Xenomorph, seperti yang kita semua kenal sebagai penggemar film, adalah organisme yang sempurna. Dalam film, setidaknya. Secara konseptual, tidak ada yang lebih menyeramkan daripada dikejar oleh binatang buas yang mengerikan dari bagian terdalam jurang artistik HR Giger, namun, meskipun demikian, monster ikonik itu memiliki waralaba yang sempurna. Resurrection tetap menjadi kekecewaan besar hingga hari ini, dan pencipta Alien Ridley Scott dengan cepat kehilangan plot dengan film prolognya yang ambisius tetapi salah arah tentang asal usul manusia. Arah baru diperlukan dan harapannya adalah master horor Fede Alvarez adalah jawabannya.
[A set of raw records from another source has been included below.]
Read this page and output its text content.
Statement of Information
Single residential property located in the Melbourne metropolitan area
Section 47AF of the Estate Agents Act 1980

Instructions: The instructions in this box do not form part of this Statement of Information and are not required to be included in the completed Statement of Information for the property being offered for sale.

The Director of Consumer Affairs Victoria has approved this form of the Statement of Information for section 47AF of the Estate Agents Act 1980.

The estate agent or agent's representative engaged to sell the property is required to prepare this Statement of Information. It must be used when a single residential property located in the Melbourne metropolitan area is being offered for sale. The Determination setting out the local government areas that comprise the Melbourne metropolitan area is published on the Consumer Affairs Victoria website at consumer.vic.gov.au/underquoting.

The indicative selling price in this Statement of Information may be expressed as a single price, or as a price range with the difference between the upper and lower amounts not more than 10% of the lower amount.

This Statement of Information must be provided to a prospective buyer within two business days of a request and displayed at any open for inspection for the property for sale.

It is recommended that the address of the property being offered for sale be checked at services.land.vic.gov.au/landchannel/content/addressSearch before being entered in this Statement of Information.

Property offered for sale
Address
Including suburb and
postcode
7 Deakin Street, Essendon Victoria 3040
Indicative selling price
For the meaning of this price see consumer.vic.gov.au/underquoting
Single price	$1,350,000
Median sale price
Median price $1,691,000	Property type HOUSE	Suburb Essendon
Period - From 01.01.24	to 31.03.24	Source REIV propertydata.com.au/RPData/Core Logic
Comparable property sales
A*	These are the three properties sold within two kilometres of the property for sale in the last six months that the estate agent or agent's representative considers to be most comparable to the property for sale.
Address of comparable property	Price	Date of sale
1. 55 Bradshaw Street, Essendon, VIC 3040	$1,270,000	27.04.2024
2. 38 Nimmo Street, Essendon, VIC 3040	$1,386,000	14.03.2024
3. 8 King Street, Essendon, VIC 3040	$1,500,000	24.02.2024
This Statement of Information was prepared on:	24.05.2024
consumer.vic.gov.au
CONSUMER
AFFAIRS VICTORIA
Saya dapat memulai dengan mengatakan bahwa Romulus dimulai dengan sangat menjanjikan. Nada putus asa dari apa yang tampaknya menjadi satu planet pertambangan besar yang dimiliki oleh Wayland-Yutani terasa sangat distopia. Orang tua secara rutin meninggal di tambang meninggalkan keturunan mereka yang tidak memiliki masa depan, yang lahir untuk diperbudak dalam kebijakan bisnis besar dari buaian ke kuburan. Protagonis Rain dan android kekanak-kanakannya Andy bermimpi sinar matahari membelai kulit mereka, di suatu tempat di luar cengkeraman Wayland pada penjajah. Jadi, ketika dia diberi kesempatan untuk melarikan diri dari komunitas pertambangan neraka untuk selamanya, dia membentaknya. Namun, karena film ini dinamai apa adanya, kita tahu bahwa pada akhirnya para pahlawan muda akan menemukan diri mereka terjebak di stasiun luar angkasa yang ditinggalkan, dan tidak sendirian...
Meskipun karakternya bukan sosok yang paling berkesan dalam sekuel ini, saya pikir Alvarez pasti memahami tugas dalam hal nada dan tampilan film. Menyeramkan yang gelisah, efek praktis yang meyakinkan, estetika retro yang sempurna, getaran Alien: Isolation yang berbeda; ada banyak hal yang berhasil di Romulus. Dan sial, film ini yang sangat bagus. Saya benar-benar menikmati bidikan menyapu kosmos yang sangat kosong dan klaustrofobia yang memicu keringat yang ditimbulkan oleh koridor yang remang-remang. Alvarez juga berhasil mengikat Prometheus dan film klasik Alien bersama-sama dalam dunia hibrida yang penuh dengan kejutan buruk.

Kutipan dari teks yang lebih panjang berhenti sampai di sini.